Github Repo / PIP Library

The python code (as a pip package) is now on this Github repo under the AGPLv3 (GNU Affero General Public License). That way its easy to install and use the library for future plots; and with the GNU license, it’s free to reuse and modify for inclusion as a gallery example or plotting library code, etc.

Example Colab Notebook

There’s an example notebook in Google-Colab, to see a working example of install and creating the split-bar plot for various datasets.

Installation via Pip:

(Use !pip for notebook installations, Jupyter, Colab, etc.)

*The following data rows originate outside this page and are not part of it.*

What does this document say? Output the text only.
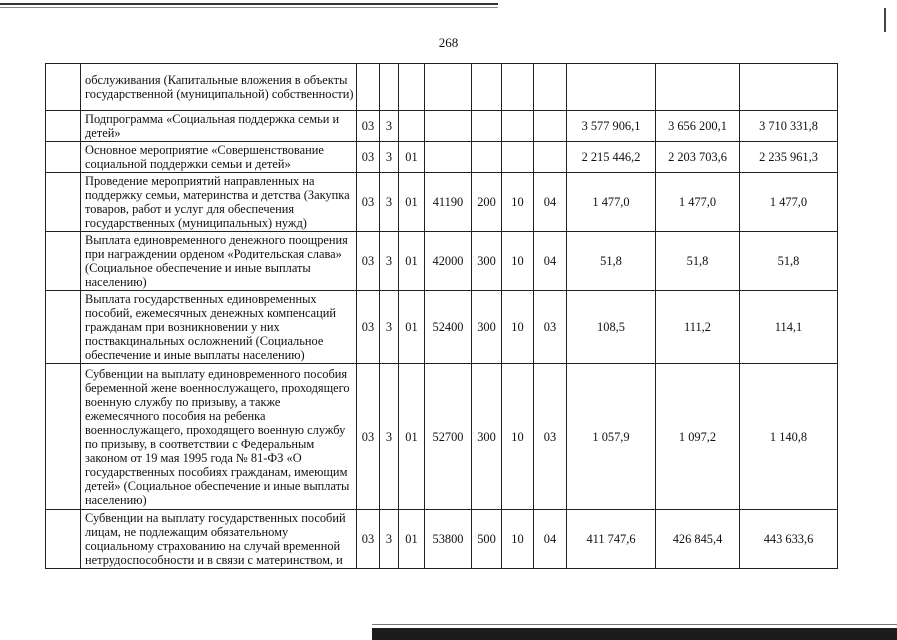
268
	обслуживания (Капитальные вложения в объекты государственной (муниципальной) собственности)										
	Подпрограмма «Социальная поддержка семьи и детей»	03	3						3 577 906,1	3 656 200,1	3 710 331,8
	Основное мероприятие «Совершенствование социальной поддержки семьи и детей»	03	3	01					2 215 446,2	2 203 703,6	2 235 961,3
	Проведение мероприятий направленных на поддержку семьи, материнства и детства (Закупка товаров, работ и услуг для обеспечения государственных (муниципальных) нужд)	03	3	01	41190	200	10	04	1 477,0	1 477,0	1 477,0
	Выплата единовременного денежного поощрения при награждении орденом «Родительская слава» (Социальное обеспечение и иные выплаты населению)	03	3	01	42000	300	10	04	51,8	51,8	51,8
	Выплата государственных единовременных пособий, ежемесячных денежных компенсаций гражданам при возникновении у них поствакцинальных осложнений (Социальное обеспечение и иные выплаты населению)	03	3	01	52400	300	10	03	108,5	111,2	114,1
	Субвенции на выплату единовременного пособия беременной жене военнослужащего, проходящего военную службу по призыву, а также ежемесячного пособия на ребенка военнослужащего, проходящего военную службу по призыву, в соответствии с Федеральным законом от 19 мая 1995 года № 81-ФЗ «О государственных пособиях гражданам, имеющим детей» (Социальное обеспечение и иные выплаты населению)	03	3	01	52700	300	10	03	1 057,9	1 097,2	1 140,8
	Субвенции на выплату государственных пособий лицам, не подлежащим обязательному социальному страхованию на случай временной нетрудоспособности и в связи с материнством, и	03	3	01	53800	500	10	04	411 747,6	426 845,4	443 633,6
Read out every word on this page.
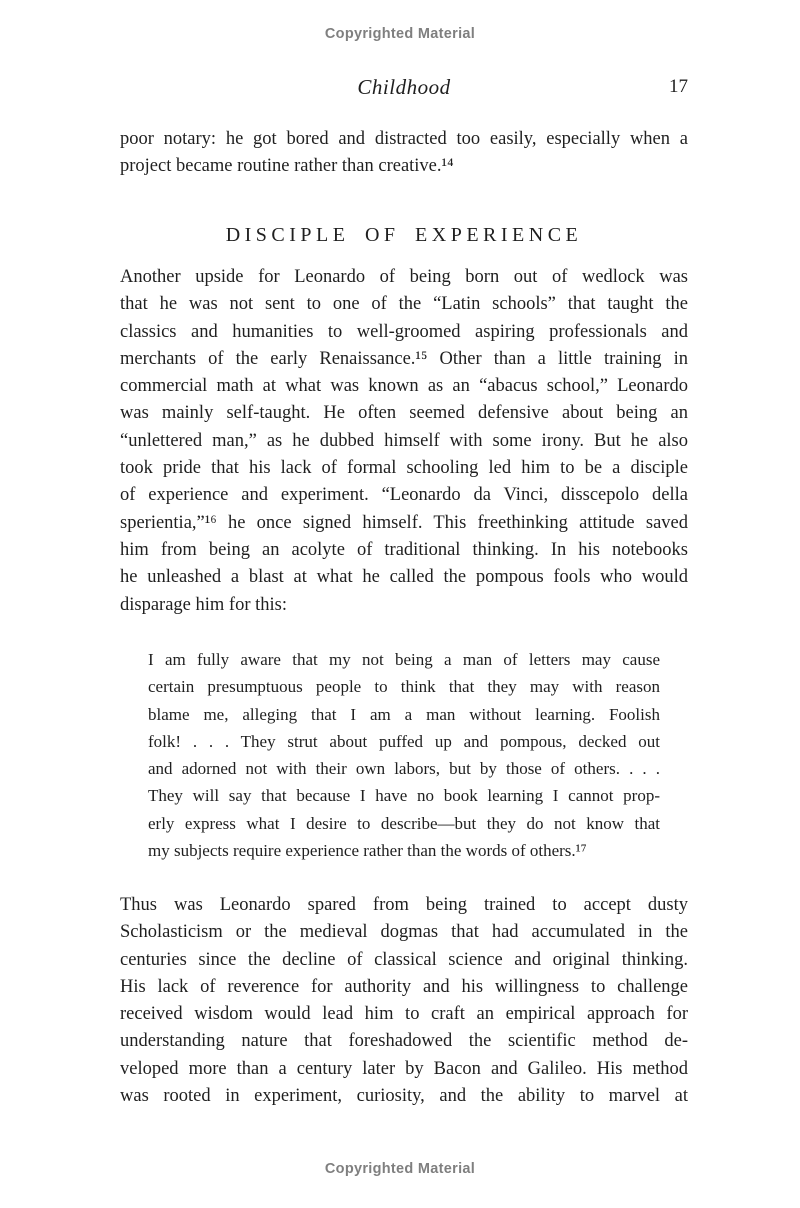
Copyrighted Material
Childhood	17
DISCIPLE OF EXPERIENCE
poor notary: he got bored and distracted too easily, especially when a
project became routine rather than creative.¹⁴
Another upside for Leonardo of being born out of wedlock was
that he was not sent to one of the “Latin schools” that taught the
classics and humanities to well-groomed aspiring professionals and
merchants of the early Renaissance.¹⁵ Other than a little training in
commercial math at what was known as an “abacus school,” Leonardo
was mainly self-taught. He often seemed defensive about being an
“unlettered man,” as he dubbed himself with some irony. But he also
took pride that his lack of formal schooling led him to be a disciple
of experience and experiment. “Leonardo da Vinci, disscepolo della
sperientia,”¹⁶ he once signed himself. This freethinking attitude saved
him from being an acolyte of traditional thinking. In his notebooks
he unleashed a blast at what he called the pompous fools who would
disparage him for this:
I am fully aware that my not being a man of letters may cause
certain presumptuous people to think that they may with reason
blame me, alleging that I am a man without learning. Foolish
folk! . . . They strut about puffed up and pompous, decked out
and adorned not with their own labors, but by those of others. . . .
They will say that because I have no book learning I cannot prop-
erly express what I desire to describe—but they do not know that
my subjects require experience rather than the words of others.¹⁷
Thus was Leonardo spared from being trained to accept dusty
Scholasticism or the medieval dogmas that had accumulated in the
centuries since the decline of classical science and original thinking.
His lack of reverence for authority and his willingness to challenge
received wisdom would lead him to craft an empirical approach for
understanding nature that foreshadowed the scientific method de-
veloped more than a century later by Bacon and Galileo. His method
was rooted in experiment, curiosity, and the ability to marvel at
Copyrighted Material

pip install git+https://github.com/pmdscully/plot_split_bar.git

Example : Usage with Global CO2 emissions from fossil-fuel data:

Source of dataset

from splitbar import plot_split_bar
import pandas as pd
import numpy as np

df = pd.read_csv('https://github.com/owid/co2-data/raw/master/owid-co2-data.csv')
columns1 = ['year','oil_co2','coal_co2','gas_co2','other_industry_co2','cement_co2','flaring_co2','trade_co2',]
data = df[(df['country']=='World') & (df['year']>=2005)][columns1].set_index('year').iloc[::-1]

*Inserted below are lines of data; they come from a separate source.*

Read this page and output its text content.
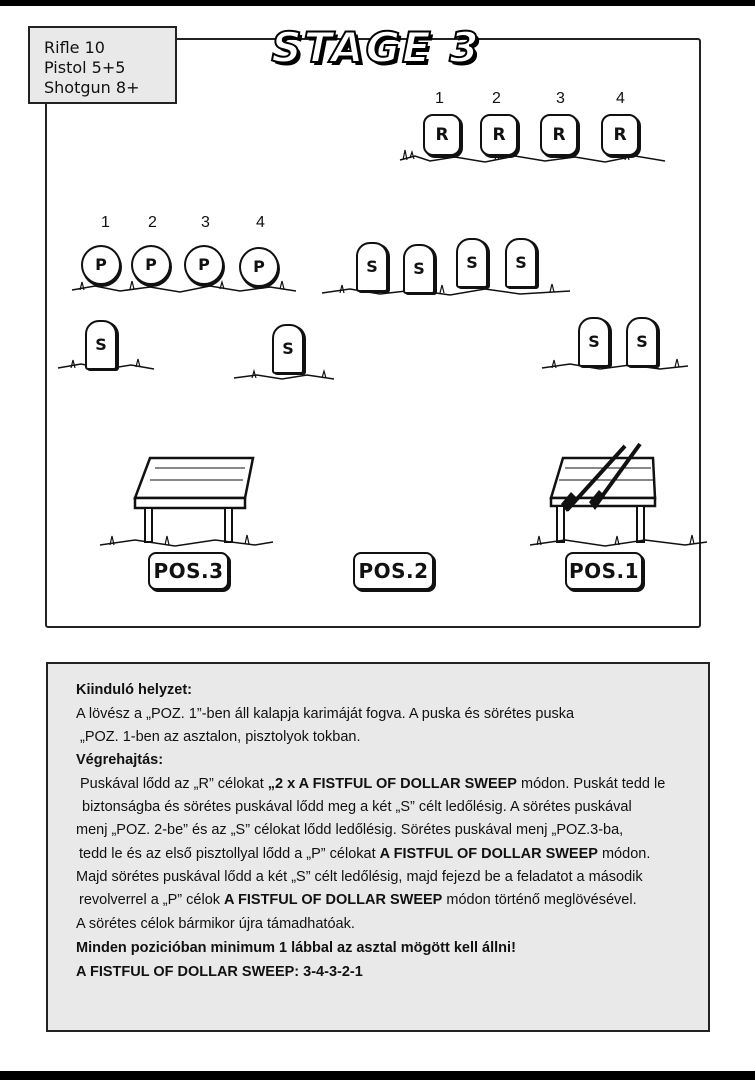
Rifle 10
Pistol 5+5
Shotgun 8+
STAGE 3
1	2	3	4
R	R	R	R
1 2	3	4
P	P	P	P	S	S	S	S
S	S	S	S
POS.3	POS.2	POS.1
Kiinduló helyzet:
A lövész a „POZ. 1”-ben áll kalapja karimáját fogva. A puska és sörétes puska
„POZ. 1-ben az asztalon, pisztolyok tokban.
Végrehajtás:
Puskával lődd az „R” célokat „2 x A FISTFUL OF DOLLAR SWEEP módon. Puskát tedd le
biztonságba és sörétes puskával lődd meg a két „S” célt ledőlésig. A sörétes puskával
menj „POZ. 2-be” és az „S” célokat lődd ledőlésig. Sörétes puskával menj „POZ.3-ba,
tedd le és az első pisztollyal lődd a „P” célokat A FISTFUL OF DOLLAR SWEEP módon.
Majd sörétes puskával lődd a két „S” célt ledőlésig, majd fejezd be a feladatot a második
revolverrel a „P” célok A FISTFUL OF DOLLAR SWEEP módon történő meglövésével.
A sörétes célok bármikor újra támadhatóak.
Minden pozicióban minimum 1 lábbal az asztal mögött kell állni!
A FISTFUL OF DOLLAR SWEEP: 3-4-3-2-1
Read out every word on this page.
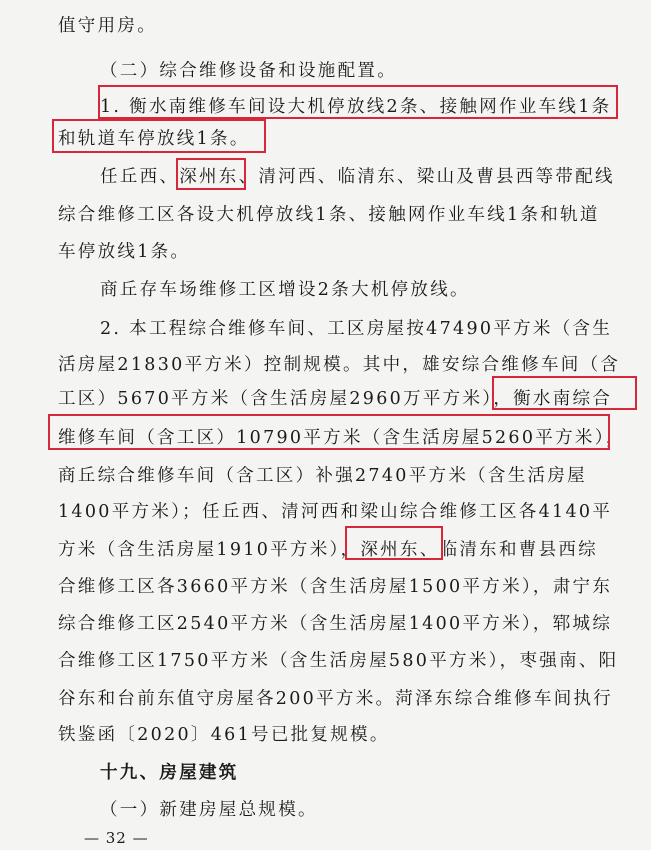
值守用房。
（二）综合维修设备和设施配置。
1. 衡水南维修车间设大机停放线2条、接触网作业车线1条
和轨道车停放线1条。
任丘西、深州东、清河西、临清东、梁山及曹县西等带配线
综合维修工区各设大机停放线1条、接触网作业车线1条和轨道
车停放线1条。
商丘存车场维修工区增设2条大机停放线。
2. 本工程综合维修车间、工区房屋按47490平方米（含生
活房屋21830平方米）控制规模。其中，雄安综合维修车间（含
工区）5670平方米（含生活房屋2960万平方米），衡水南综合
维修车间（含工区）10790平方米（含生活房屋5260平方米），
商丘综合维修车间（含工区）补强2740平方米（含生活房屋
1400平方米）；任丘西、清河西和梁山综合维修工区各4140平
方米（含生活房屋1910平方米），深州东、临清东和曹县西综
合维修工区各3660平方米（含生活房屋1500平方米），肃宁东
综合维修工区2540平方米（含生活房屋1400平方米），郓城综
合维修工区1750平方米（含生活房屋580平方米），枣强南、阳
谷东和台前东值守房屋各200平方米。菏泽东综合维修车间执行
铁鉴函〔2020〕461号已批复规模。
十九、房屋建筑
（一）新建房屋总规模。
— 32 —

plot_split_bar(data=data.to_numpy(), 
               rows=data.index, 
               columns=[c.replace('_',' ').title().replace('Co2','\nCO2') for c in data.columns], 
               precision=1,
               fn_suffix='world_co2',
               lower_caption='Data on CO2 and Greenhouse Gas Emissions by Our World in Data. World data 2005 to 2022.',
               fig_size=(7, 3),
               WRITE=True
              )

Output:

Additional Info on how to use:

Control the proportions of the plot:
- For different sized dataset, the Matplotlib fig_size (function argument) needs to be reset to make the plot image appear in good proportion.
Use a dataset with more than 7 columns:
- The `colors` argument is currently set with seven(RGB) colors, so for more than seven columns, we need to replace that with an array from a colormap. Here’s some code to generate a new RGBA array:

import matplotlib
n = 9
colormap_name = ['cool','Wistia','viridis','Spectral','plasma','RdBu','bwr','seismic','hsv'][2]
cmap = matplotlib.colormaps[colormap_name]
bounds = range(n)
norm = matplotlib.colors.BoundaryNorm(bounds, cmap.N, extend='both')
colors = matplotlib.cm.ScalarMappable(norm=norm, cmap=cmap).to_rgba(bounds)

Reflections / Limitations

The implementation does not quite have all the components of the datawrapper.de visualization, such as the legend positioning and column headings, etc. The Roboto font is a nice choice by dw, however it’s not always available with matplotlib/ anaconda / Python-distributions; so that’s an optional extra (default_font argument).

I hope others might pick the code as a starting point and improve from there. Good luck!